Another new release from Battlecruiser, Campbell Kneale's awesome out-metal sublabel offshoot of his Celebrate Psi Phenomena. It's been awhile since we

last got any new Battlecruiser jams in, which in the past have included releases from Black Boned Angel and Mirag, but the rusted gears of the Battlecruiser

have once again lurched forward to grind out this new nearly half-hour disc from Birchville Cat Motel. Birchville? What is Kneale's normally transcendant

dronerock project doing here on Battlecruiser? Well, check out the other new Birchville CD that just came out and which is also listed in this weeks

update, and you'll see that Birchville Cat Motel has been working the metallic mojo overtime to produce these two latest works. Bird Sister

Blasphemy is the nightshade companion piece to the full length Birds Call Home Their Dead, with four tracks of relentlessly hypnotic blackness

that shred you vertically from the beginning of the disc opener "Powder Slave". The first couple of seconds of "Powder Slave" taunt you with some grim

drifting drone right before the band surges into a redlining locked groove of frenetic bass guitar and propulsive rock drumming, plowing through thick clouds

of Skullflowery feedback and screeching guitar solos, whooshing phaser FX and chaotic keyboards, a ripping space-metal hypno jam that threatens to go on for

eternity. It doesn't though, instead it suddenly segues into the incredibly harsh and violent wall of black metal buzzsaw drone of "Tonal Fire Antichrist",

buried beneath an ocean of white noise and fluttering electronics. Sounds like Skullflower's Tribulation meets one of those black metal Jazkammer

jams, ultra hot and blown out and bordering on pure blazing skree.

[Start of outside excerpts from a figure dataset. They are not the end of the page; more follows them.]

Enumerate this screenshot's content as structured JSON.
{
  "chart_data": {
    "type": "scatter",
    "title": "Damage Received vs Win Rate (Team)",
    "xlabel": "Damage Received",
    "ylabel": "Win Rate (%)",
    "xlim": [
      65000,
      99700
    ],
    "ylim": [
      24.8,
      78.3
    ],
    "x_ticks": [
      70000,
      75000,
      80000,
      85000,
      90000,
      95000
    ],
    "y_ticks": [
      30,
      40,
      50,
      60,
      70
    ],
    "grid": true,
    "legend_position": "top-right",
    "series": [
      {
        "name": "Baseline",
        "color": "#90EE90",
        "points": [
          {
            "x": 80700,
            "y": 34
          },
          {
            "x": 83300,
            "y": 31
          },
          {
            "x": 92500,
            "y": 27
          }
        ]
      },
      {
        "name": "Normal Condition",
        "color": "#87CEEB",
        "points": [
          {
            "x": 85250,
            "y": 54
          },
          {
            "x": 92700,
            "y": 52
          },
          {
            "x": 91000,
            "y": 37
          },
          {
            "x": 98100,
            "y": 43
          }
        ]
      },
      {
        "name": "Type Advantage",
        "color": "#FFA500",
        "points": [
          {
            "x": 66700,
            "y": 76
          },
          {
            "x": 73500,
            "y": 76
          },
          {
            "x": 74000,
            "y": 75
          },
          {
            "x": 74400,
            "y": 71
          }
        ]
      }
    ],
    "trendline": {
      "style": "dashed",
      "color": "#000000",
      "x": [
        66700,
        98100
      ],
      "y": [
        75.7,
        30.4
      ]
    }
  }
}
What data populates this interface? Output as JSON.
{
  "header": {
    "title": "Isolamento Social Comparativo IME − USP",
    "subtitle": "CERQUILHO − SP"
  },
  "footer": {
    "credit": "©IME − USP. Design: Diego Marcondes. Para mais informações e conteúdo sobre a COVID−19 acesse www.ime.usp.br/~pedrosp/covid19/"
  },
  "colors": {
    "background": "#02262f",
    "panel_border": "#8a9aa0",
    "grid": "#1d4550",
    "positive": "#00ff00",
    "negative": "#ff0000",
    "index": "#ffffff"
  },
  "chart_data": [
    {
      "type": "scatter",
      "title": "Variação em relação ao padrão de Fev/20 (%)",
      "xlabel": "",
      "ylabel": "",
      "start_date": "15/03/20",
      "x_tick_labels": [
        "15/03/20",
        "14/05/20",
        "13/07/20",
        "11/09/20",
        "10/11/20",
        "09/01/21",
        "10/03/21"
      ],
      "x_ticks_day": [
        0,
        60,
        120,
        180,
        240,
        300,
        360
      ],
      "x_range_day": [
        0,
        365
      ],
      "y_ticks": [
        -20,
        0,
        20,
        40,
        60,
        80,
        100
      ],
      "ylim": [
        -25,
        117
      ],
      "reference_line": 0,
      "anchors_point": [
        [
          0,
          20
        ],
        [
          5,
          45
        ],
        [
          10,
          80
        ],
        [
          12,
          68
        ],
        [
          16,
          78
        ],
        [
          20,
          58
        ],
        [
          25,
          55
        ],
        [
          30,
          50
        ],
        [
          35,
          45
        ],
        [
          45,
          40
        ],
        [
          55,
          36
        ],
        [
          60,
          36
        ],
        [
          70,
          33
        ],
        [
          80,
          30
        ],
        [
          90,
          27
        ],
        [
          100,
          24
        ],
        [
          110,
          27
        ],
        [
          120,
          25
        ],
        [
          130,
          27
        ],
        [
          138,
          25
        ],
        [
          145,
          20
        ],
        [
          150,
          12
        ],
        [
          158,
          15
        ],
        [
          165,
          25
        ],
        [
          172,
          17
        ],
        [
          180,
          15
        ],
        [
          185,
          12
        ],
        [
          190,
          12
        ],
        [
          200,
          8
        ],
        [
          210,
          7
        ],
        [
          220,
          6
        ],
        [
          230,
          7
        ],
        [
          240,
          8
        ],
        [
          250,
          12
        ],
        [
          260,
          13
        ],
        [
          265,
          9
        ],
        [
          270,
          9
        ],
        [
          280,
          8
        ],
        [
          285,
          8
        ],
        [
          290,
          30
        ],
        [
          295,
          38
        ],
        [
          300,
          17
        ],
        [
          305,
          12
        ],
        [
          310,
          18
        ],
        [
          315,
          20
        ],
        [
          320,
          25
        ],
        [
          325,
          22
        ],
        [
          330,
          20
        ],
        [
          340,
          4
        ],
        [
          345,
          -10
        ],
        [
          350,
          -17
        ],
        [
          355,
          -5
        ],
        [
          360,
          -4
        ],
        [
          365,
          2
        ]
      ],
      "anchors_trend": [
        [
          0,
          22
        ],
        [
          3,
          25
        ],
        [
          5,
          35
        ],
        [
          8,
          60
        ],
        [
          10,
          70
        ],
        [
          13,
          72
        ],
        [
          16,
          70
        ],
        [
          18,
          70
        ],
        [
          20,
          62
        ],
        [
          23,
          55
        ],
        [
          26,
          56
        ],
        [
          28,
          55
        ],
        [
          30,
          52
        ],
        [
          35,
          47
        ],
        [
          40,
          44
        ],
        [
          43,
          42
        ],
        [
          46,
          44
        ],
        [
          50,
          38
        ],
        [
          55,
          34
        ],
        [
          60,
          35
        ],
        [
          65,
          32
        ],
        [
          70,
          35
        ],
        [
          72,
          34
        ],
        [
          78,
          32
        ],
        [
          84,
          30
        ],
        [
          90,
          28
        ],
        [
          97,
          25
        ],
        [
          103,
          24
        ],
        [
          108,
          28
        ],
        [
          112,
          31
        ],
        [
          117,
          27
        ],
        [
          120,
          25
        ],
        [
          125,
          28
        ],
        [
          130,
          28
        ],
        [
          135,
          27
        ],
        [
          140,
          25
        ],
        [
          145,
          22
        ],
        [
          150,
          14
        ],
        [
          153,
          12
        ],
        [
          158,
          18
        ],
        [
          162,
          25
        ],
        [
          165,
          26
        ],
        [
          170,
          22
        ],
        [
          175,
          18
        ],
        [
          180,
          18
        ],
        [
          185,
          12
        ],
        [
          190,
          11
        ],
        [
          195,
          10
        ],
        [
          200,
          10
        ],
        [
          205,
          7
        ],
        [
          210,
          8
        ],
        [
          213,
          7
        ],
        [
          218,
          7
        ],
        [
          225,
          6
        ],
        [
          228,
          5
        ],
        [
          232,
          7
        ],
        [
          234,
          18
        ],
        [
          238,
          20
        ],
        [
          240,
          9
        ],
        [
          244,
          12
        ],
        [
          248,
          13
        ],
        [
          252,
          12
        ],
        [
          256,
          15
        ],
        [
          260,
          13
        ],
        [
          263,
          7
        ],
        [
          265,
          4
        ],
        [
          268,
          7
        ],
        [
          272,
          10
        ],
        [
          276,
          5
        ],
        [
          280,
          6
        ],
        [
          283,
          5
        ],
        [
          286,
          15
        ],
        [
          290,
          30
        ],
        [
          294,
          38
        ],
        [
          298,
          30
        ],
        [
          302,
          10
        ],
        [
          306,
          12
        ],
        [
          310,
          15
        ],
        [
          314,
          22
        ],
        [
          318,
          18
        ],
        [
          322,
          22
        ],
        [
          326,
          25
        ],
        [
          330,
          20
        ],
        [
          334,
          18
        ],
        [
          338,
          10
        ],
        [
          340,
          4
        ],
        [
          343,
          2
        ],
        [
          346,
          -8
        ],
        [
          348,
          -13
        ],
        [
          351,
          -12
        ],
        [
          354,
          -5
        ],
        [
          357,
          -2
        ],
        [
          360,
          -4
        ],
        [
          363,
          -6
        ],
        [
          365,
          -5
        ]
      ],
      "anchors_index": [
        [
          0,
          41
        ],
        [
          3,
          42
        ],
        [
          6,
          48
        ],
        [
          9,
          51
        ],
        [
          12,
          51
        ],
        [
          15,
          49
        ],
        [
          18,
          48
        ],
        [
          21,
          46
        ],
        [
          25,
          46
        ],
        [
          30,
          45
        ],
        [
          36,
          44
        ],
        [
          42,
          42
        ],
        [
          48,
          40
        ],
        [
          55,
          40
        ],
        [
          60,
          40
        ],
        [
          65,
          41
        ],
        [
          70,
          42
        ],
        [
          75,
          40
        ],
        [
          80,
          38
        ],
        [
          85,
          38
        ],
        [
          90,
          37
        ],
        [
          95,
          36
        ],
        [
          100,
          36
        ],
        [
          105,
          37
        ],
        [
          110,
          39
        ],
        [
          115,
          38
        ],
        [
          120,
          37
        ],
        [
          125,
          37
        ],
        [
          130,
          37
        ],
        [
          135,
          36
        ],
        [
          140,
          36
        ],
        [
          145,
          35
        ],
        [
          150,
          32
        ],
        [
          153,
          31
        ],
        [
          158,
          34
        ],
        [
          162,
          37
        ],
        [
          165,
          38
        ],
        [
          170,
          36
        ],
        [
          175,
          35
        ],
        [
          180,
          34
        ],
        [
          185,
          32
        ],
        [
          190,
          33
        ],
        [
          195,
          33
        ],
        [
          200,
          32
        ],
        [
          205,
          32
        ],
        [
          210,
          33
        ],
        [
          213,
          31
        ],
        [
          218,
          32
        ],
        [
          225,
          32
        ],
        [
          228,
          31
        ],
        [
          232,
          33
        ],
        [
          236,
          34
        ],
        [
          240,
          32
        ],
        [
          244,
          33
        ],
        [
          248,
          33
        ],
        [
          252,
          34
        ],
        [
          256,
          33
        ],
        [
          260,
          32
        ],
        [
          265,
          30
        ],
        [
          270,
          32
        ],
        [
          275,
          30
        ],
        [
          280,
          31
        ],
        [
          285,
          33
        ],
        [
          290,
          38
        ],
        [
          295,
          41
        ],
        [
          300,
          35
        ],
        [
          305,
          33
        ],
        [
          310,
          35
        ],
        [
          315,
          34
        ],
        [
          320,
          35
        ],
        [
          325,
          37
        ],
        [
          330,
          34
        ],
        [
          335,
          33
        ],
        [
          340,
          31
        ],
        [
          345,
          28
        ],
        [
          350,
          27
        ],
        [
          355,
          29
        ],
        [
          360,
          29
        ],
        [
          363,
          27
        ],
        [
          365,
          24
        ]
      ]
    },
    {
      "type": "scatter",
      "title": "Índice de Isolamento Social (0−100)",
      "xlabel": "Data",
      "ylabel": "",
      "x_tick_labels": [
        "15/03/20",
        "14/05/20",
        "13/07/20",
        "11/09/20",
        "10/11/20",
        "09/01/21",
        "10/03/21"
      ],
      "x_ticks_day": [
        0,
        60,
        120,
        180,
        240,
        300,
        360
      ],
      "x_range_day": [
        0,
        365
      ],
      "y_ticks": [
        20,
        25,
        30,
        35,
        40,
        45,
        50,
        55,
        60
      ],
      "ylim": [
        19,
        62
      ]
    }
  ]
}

Track three, "Piss Perfume Overkill", is a creepy, pulsating black-space-drone buzzscape,

drowning in layers of fried out powerchords and searing synthetic horns, thick blots of skuzzy feedback, wavering haunted house keyboards and rumbling

amplifier cones, grim and threatening and hypnotic, and underscored by a ruthless propulsive drum loop. Finally, the title track shows up and closes the disc

out with a super-blown-out wash of black hole guitar and weird rolling tribal drums, everything swirling in a whirlpool around and round, totally shredding

and violent until it dissipates into a cloud of drifting feedback fragments, wind chimes, and ghostly monk chanting. Another great release both from

Birchville and Battlecruiser, with a similiar vibe as the recent Skullflower and Mirag stuff, charred storms of corruscating guitar drone concealing hidden

bits of melody. Awesome. Comes in the trademark Battlecruiser black sleeve printed in silver ink.